Joachim Breitner (Sep 13 2023 at 15:40):

This is the action/checkout setting to make CI test the branch as is: <https://github.com/actions/checkout#Checkout-pull-request-HEAD-commit-instead-of-merge-commit>
It goes well with the “require strict merge” setting. That will require PRs to be up to date before they can be merged (auto or not), and also adds the “Update to latest master” button on the PR, which needs to be manually pressed after pushes to master. Good enough on low activity repositories; if you need more throughput merge queues of some form (mergify or github native) are needed.

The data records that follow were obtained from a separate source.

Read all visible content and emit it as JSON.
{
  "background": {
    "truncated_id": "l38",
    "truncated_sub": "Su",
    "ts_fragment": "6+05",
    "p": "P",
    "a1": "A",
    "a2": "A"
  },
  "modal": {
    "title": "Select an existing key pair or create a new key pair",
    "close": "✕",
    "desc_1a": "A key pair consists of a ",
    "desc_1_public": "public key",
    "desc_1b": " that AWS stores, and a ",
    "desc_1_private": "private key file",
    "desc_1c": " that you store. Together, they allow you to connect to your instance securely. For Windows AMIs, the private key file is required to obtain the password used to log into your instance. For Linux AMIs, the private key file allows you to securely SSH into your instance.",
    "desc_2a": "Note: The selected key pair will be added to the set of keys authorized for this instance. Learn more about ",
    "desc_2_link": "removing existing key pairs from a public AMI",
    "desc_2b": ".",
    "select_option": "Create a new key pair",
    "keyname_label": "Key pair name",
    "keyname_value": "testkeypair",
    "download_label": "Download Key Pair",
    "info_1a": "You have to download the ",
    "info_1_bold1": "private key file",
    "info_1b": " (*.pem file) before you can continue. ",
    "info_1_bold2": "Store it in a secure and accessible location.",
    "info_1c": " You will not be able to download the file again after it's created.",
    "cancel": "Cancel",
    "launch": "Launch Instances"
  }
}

Sebastian Ullrich (Sep 13 2023 at 15:42):

If you haven't already seen https://leanprover.github.io/lean4/doc/dev/bootstrap.html#further-bootstrapping-complications, things can certainly get complicated/mysterious when changing the parser ABI :) . But I can't immediately say what could have gone wrong in this case.

Sebastian Ullrich (Sep 13 2023 at 15:45):

And now I see that I have committed prefer_native=true to master, oops...

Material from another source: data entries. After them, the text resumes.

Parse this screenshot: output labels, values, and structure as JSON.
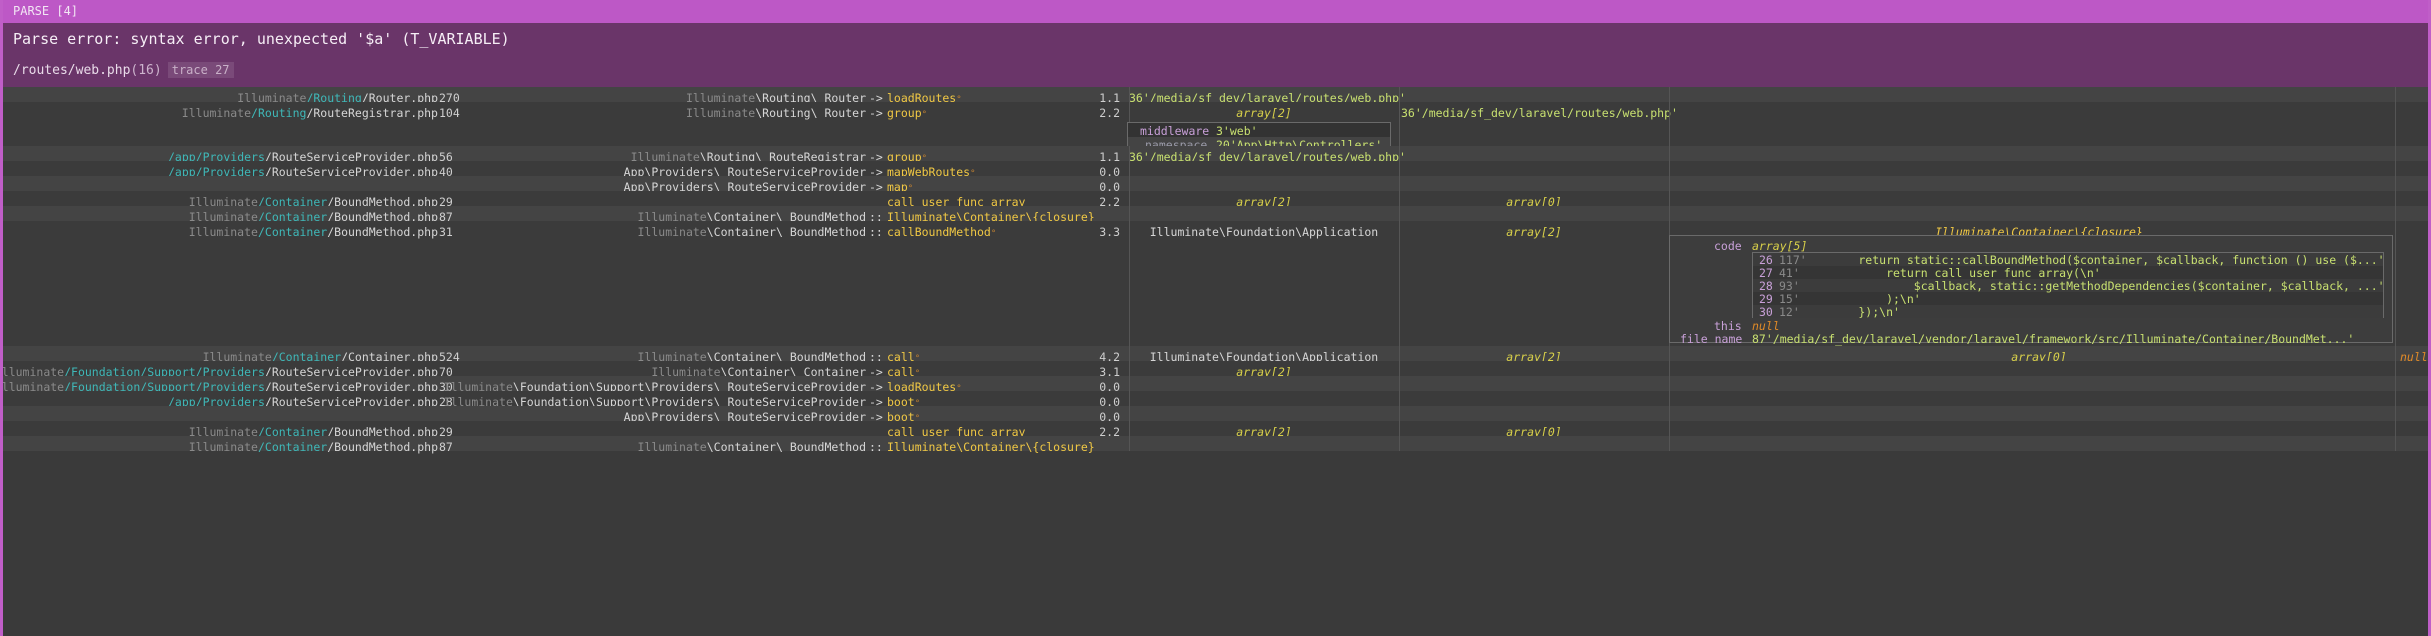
{
  "header": {
    "label": "PARSE [4]",
    "message": "Parse error: syntax error, unexpected '$a' (T_VARIABLE)",
    "file": "/routes/web.php",
    "line": "(16)",
    "trace": "trace 27"
  },
  "frames": [
    {
      "file_prefix": "Illuminate",
      "file_mid": "/Routing",
      "file_name": "/Router.php",
      "line": "270",
      "cls_prefix": "Illuminate",
      "cls_rest": "\\Routing\\ Router",
      "op": "->",
      "func": "loadRoutes",
      "star": true,
      "time": "1.1",
      "arg1": "36'/media/sf_dev/laravel/routes/web.php'"
    },
    {
      "file_prefix": "Illuminate",
      "file_mid": "/Routing",
      "file_name": "/RouteRegistrar.php",
      "line": "104",
      "cls_prefix": "Illuminate",
      "cls_rest": "\\Routing\\ Router",
      "op": "->",
      "func": "group",
      "star": true,
      "time": "2.2",
      "arg1": "array[2]",
      "arg2": "36'/media/sf_dev/laravel/routes/web.php'"
    },
    {
      "file_prefix": "",
      "file_mid": "/app/Providers",
      "file_name": "/RouteServiceProvider.php",
      "line": "56",
      "cls_prefix": "Illuminate",
      "cls_rest": "\\Routing\\ RouteRegistrar",
      "op": "->",
      "func": "group",
      "star": true,
      "time": "1.1",
      "arg1": "36'/media/sf_dev/laravel/routes/web.php'"
    },
    {
      "file_prefix": "",
      "file_mid": "/app/Providers",
      "file_name": "/RouteServiceProvider.php",
      "line": "40",
      "cls_prefix": "",
      "cls_rest": "App\\Providers\\ RouteServiceProvider",
      "op": "->",
      "func": "mapWebRoutes",
      "star": true,
      "time": "0.0"
    },
    {
      "file_prefix": "",
      "file_mid": "",
      "file_name": "",
      "line": "",
      "cls_prefix": "",
      "cls_rest": "App\\Providers\\ RouteServiceProvider",
      "op": "->",
      "func": "map",
      "star": true,
      "time": "0.0"
    },
    {
      "file_prefix": "Illuminate",
      "file_mid": "/Container",
      "file_name": "/BoundMethod.php",
      "line": "29",
      "cls_prefix": "",
      "cls_rest": "",
      "op": "",
      "func": "call_user_func_array",
      "star": false,
      "time": "2.2",
      "arg1": "array[2]",
      "arg2": "array[0]"
    },
    {
      "file_prefix": "Illuminate",
      "file_mid": "/Container",
      "file_name": "/BoundMethod.php",
      "line": "87",
      "cls_prefix": "Illuminate",
      "cls_rest": "\\Container\\ BoundMethod",
      "op": "::",
      "func": "Illuminate\\Container\\{closure}",
      "star": false,
      "time": ""
    },
    {
      "file_prefix": "Illuminate",
      "file_mid": "/Container",
      "file_name": "/BoundMethod.php",
      "line": "31",
      "cls_prefix": "Illuminate",
      "cls_rest": "\\Container\\ BoundMethod",
      "op": "::",
      "func": "callBoundMethod",
      "star": true,
      "time": "3.3",
      "arg1": "Illuminate\\Foundation\\Application",
      "arg2": "array[2]",
      "arg3": "Illuminate\\Container\\{closure}"
    },
    {
      "file_prefix": "Illuminate",
      "file_mid": "/Container",
      "file_name": "/Container.php",
      "line": "524",
      "cls_prefix": "Illuminate",
      "cls_rest": "\\Container\\ BoundMethod",
      "op": "::",
      "func": "call",
      "star": true,
      "time": "4.2",
      "arg1": "Illuminate\\Foundation\\Application",
      "arg2": "array[2]",
      "arg3": "array[0]",
      "arg4": "null"
    },
    {
      "file_prefix": "Illuminate",
      "file_mid": "/Foundation/Support/Providers",
      "file_name": "/RouteServiceProvider.php",
      "line": "70",
      "cls_prefix": "Illuminate",
      "cls_rest": "\\Container\\ Container",
      "op": "->",
      "func": "call",
      "star": true,
      "time": "3.1",
      "arg1": "array[2]"
    },
    {
      "file_prefix": "Illuminate",
      "file_mid": "/Foundation/Support/Providers",
      "file_name": "/RouteServiceProvider.php",
      "line": "30",
      "cls_prefix": "Illuminate",
      "cls_rest": "\\Foundation\\Support\\Providers\\ RouteServiceProvider",
      "op": "->",
      "func": "loadRoutes",
      "star": true,
      "time": "0.0"
    },
    {
      "file_prefix": "",
      "file_mid": "/app/Providers",
      "file_name": "/RouteServiceProvider.php",
      "line": "28",
      "cls_prefix": "Illuminate",
      "cls_rest": "\\Foundation\\Support\\Providers\\ RouteServiceProvider",
      "op": "->",
      "func": "boot",
      "star": true,
      "time": "0.0"
    },
    {
      "file_prefix": "",
      "file_mid": "",
      "file_name": "",
      "line": "",
      "cls_prefix": "",
      "cls_rest": "App\\Providers\\ RouteServiceProvider",
      "op": "->",
      "func": "boot",
      "star": true,
      "time": "0.0"
    },
    {
      "file_prefix": "Illuminate",
      "file_mid": "/Container",
      "file_name": "/BoundMethod.php",
      "line": "29",
      "cls_prefix": "",
      "cls_rest": "",
      "op": "",
      "func": "call_user_func_array",
      "star": false,
      "time": "2.2",
      "arg1": "array[2]",
      "arg2": "array[0]"
    },
    {
      "file_prefix": "Illuminate",
      "file_mid": "/Container",
      "file_name": "/BoundMethod.php",
      "line": "87",
      "cls_prefix": "Illuminate",
      "cls_rest": "\\Container\\ BoundMethod",
      "op": "::",
      "func": "Illuminate\\Container\\{closure}",
      "star": false,
      "time": ""
    }
  ],
  "group_args": {
    "middleware_key": "middleware",
    "middleware_val": "3'web'",
    "namespace_key": "namespace",
    "namespace_val": "20'App\\Http\\Controllers'"
  },
  "closure_detail": {
    "code_key": "code",
    "code_val": "array[5]",
    "lines": [
      {
        "n": "26",
        "len": "117'",
        "text": "        return static::callBoundMethod($container, $callback, function () use ($...'"
      },
      {
        "n": "27",
        "len": "41'",
        "text": "            return call_user_func_array(\\n'"
      },
      {
        "n": "28",
        "len": "93'",
        "text": "                $callback, static::getMethodDependencies($container, $callback, ...'"
      },
      {
        "n": "29",
        "len": "15'",
        "text": "            );\\n'"
      },
      {
        "n": "30",
        "len": "12'",
        "text": "        });\\n'"
      }
    ],
    "this_key": "this",
    "this_val": "null",
    "file_key": "file name",
    "file_val": "87'/media/sf_dev/laravel/vendor/laravel/framework/src/Illuminate/Container/BoundMet...'"
  }
}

Joachim Breitner (Sep 13 2023 at 15:45):

I skimmed that file, can’t claim I understood it all, but unless the TokenCache is pickled somehow I couldn’t quite see what could go wrong :shrug:

Sebastian Ullrich (Sep 13 2023 at 15:47):

It's not about on-disk representation but about necessarily mixing native code from the stage 0 binary and interpreted code from the stage 1 stdlib when doing metaprogramming while bootstrapping

Sebastian Ullrich (Sep 13 2023 at 15:47):

So you end up running code not necessarily compiled against the same definitions of parser types

Sebastian Ullrich (Sep 13 2023 at 15:48):

Pushed a stage0 update, so your PR should be broken again now :) ... you would have to set the flag in stage0/src/stdlib_flags.h yourself

Joachim Breitner (Sep 13 2023 at 16:11):

Should stage0/src/stdlib_flags.h be excluded from

stage0/** binary linguist-generated

if that’s a file that is manually edited in certain circumstances?

Sebastian Ullrich (Sep 13 2023 at 16:15):

Yes, that would probably make sense

Joachim Breitner (Sep 13 2023 at 16:17):

I’ll make a PR at https://github.com/leanprover/lean4/pull/2537

Mac Malone (Sep 13 2023 at 21:24):

Sebastian Ullrich said:

And now I see that I have committed prefer_native=true to master, oops...

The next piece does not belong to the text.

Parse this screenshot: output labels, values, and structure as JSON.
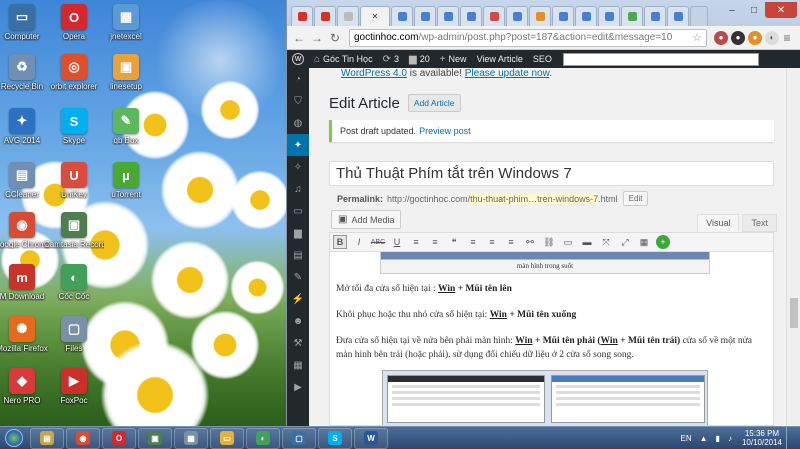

Oh, so that was I mistake! I saw that when trying to debug lean4#245 and thought it may be part of the problem, but second guessed myself and believed I was misunderstanding something about the bootstrapping.

Joachim Breitner (Sep 14 2023 at 10:18):

At least that mistake debugged my branch, I wonder how much longer I might have stared at it if it wasn’t for that :)
In hindsight I kinda understand why my build failed without that.


Last updated: Dec 20 2023 at 11:08 UTC